Por eso, la apelación a la disciplina que hicieron los grupos parlamentarios, sus direcciones, dígase claramente, que pactaron la propuesta de magistrados del Tribunal Constitucional sometida esta semana a la decisión del Congreso, esto es, de los diputados, que son los que eligen, revela que nuestro sistema parlamentario adolece de un grave defecto en su regular funcionamiento, porque con la cantinela de la disciplina, lo que se hace es una cierta dejación de funciones. La votación es secreta, y eso es por algo; precisamente para que los parlamentarios puedan decidir con libertad, pero la verdad es que no parece que sea así, y ciertamente no lo es.

El establecimiento hace algunos años de la comparecencia y examen de los candidatos no ha servido para mejorar la elección ni para el fin que la justificaría en definitiva, que no debería ser otro que la posibilidad de que los diputados, que, repito, son los llamados a elegir a cuatro de los doce magistrados que integran el tribunal, puedan conocer las posturas y las apreciaciones de los candidatos ante cuestiones relevantes, además de sus méritos y sus perfiles académicos y profesionales. Son, basta seguir con alguna atención como discurren, un mero trámite.

Cuando accedí al Congreso, recuerdo que en los primeros años noventa a los diputados, al menos en el grupo popular al que pertenecí, antes de hacer las propuestas de candidatos se nos informaba de ellas, y guardo memoria de alguna intervención en la reunión de grupo que comprometió seriamente alguna candidatura. Pero el tiempo no favoreció que las cosas fueran a mejor, sino a peor, y en los últimos tiempos el secretario técnico del grupo entregaba las papeletas de votación rellenadas con los nombres de los candidatos, con un descaro que nadie vi que reprochara, como hubiera sido procedente. Así que lo único que podías hacer, si entendías que debían ser rechazados, es no votar a alguno o a ninguno de ellos, sin decir nada y sin justificar la razón de tal proceder.
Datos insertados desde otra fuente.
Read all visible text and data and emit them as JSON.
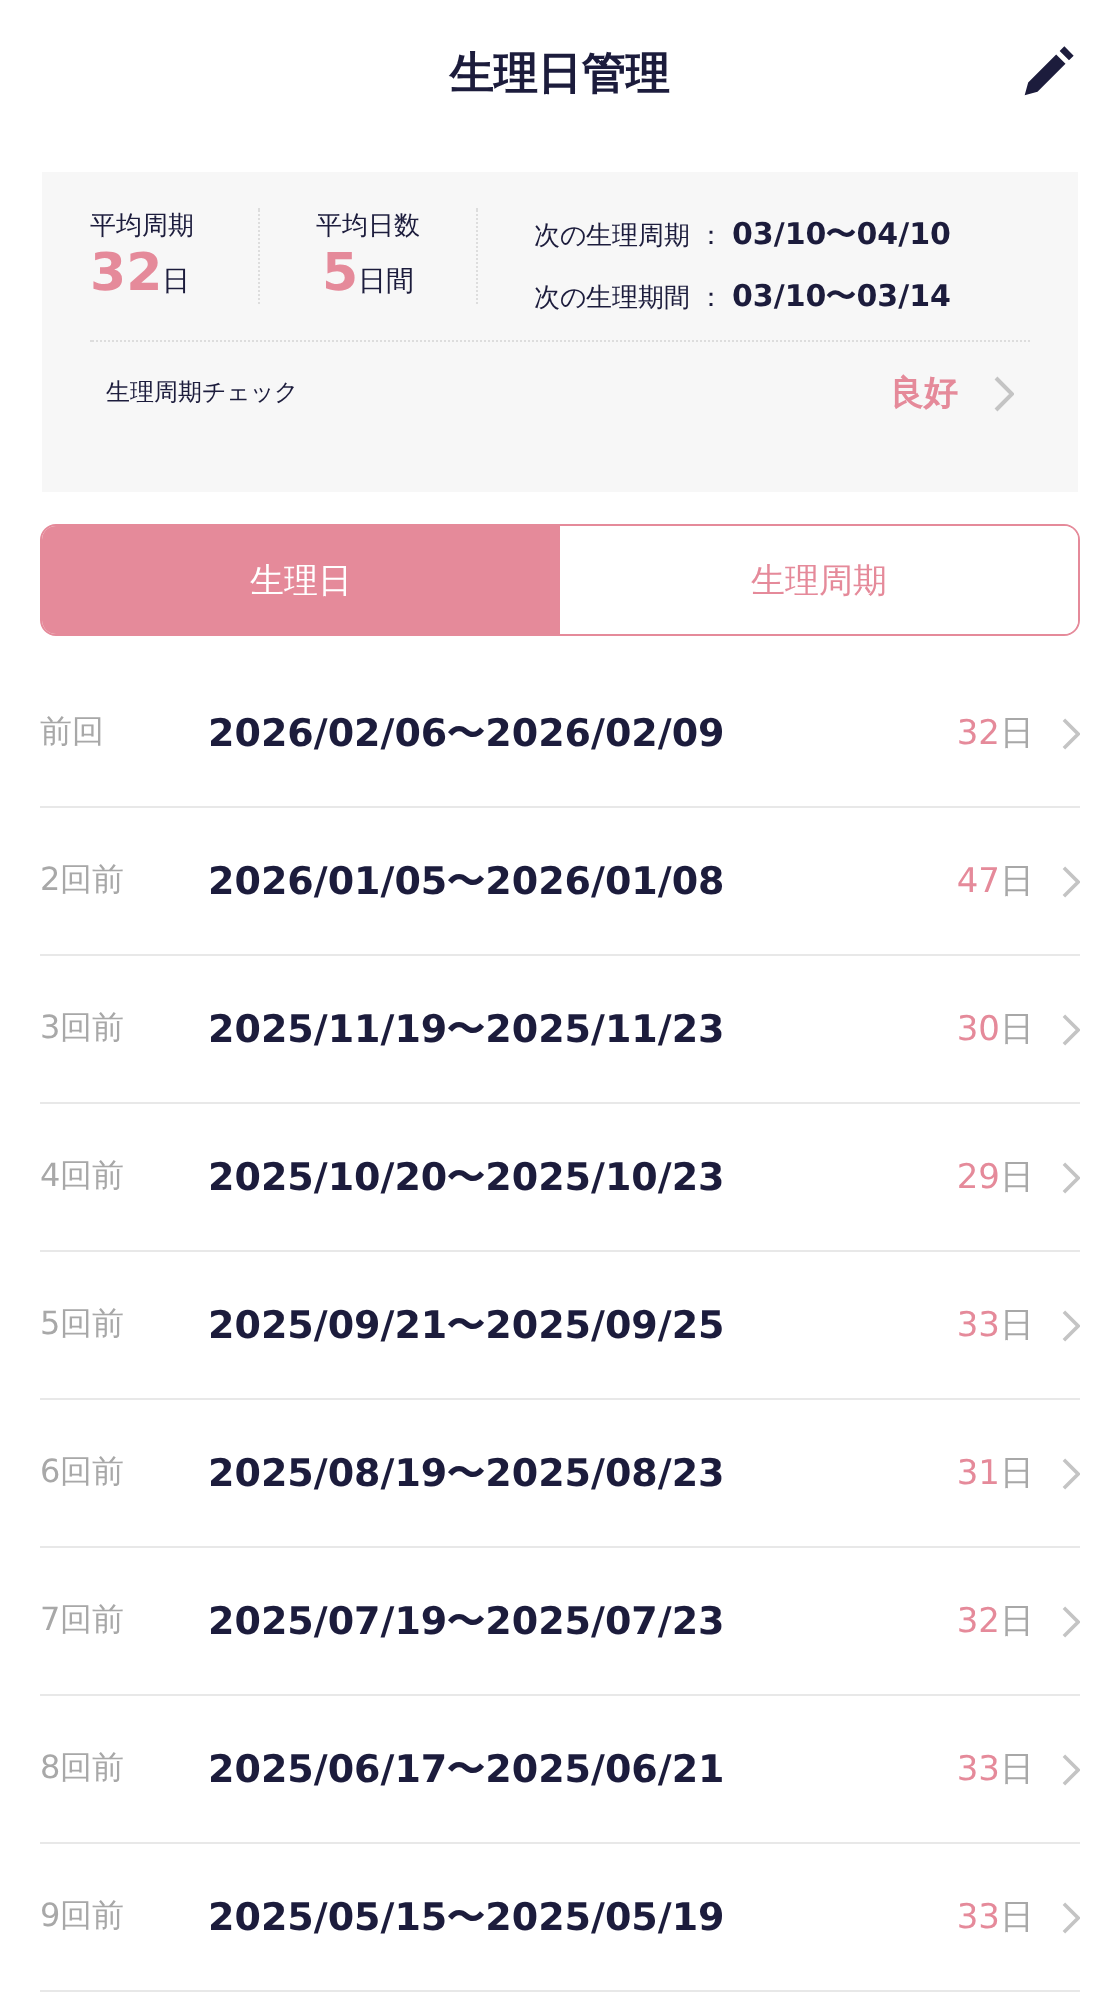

Todo cursa en esta materia con falta absoluta de transparencia, y los propuestos lo son solo, o eso parece, por su vinculación con los que dirigen las formaciones que suscriben los pactos o acuerdos, que son las que consiguen sumar el número de votos que superen las mayorías reforzadas, normalmente 210, que son los tres quintos del Congreso.

Lo cierto es que para ese viaje sobra las alforjas, porque, hay que repetirlo, los llamados a elegir son los diputados, que son los representantes de los ciudadanos, no las ejecutivas de los partidos ni los dirigentes de los mismos. No debe tratarse, claro que no, de dar curso a la arbitrariedad o de dar satisfacción a los caprichos o a las preferencias personales de los parlamentarios, pero tampoco a las de aquellos.

Parece que lo conveniente sería regular la facultad de propuesta y asegurar que los diputados participaran de verdad en el proceso y decidieran con responsabilidad. En fin, que ejercieran la función parlamentaria, que no se puede limitar a llevar la papeleta a la urna, ni cerrada ni abierta. A algunos pusilánimes de diversos partidos he visto exhibirla para que el ‘mando’ viera qué bien ‘mandados’ eran los infelices. En momentos como esos sentí una enorme desazón y pensé en lo lamentable que era el espectáculo.

Lo peor es que creo que la cosa es cada vez peor. Y me pregunto. Si se legisla abusando de los decretos leyes que son convalidados casi sin debatirlos, y sin que concurra urgencia ni necesidad alguna que justifique el uso de esa facultad del Gobierno, y si los nombramientos parlamentarios los deciden el Ejecutivo y los que dirigen la oposición ¿qué sentido tiene el Parlamento? La cuestión no puede ser soslayada, sinceramente. Si es que las Cortes Generales son un verdadero Parlamento.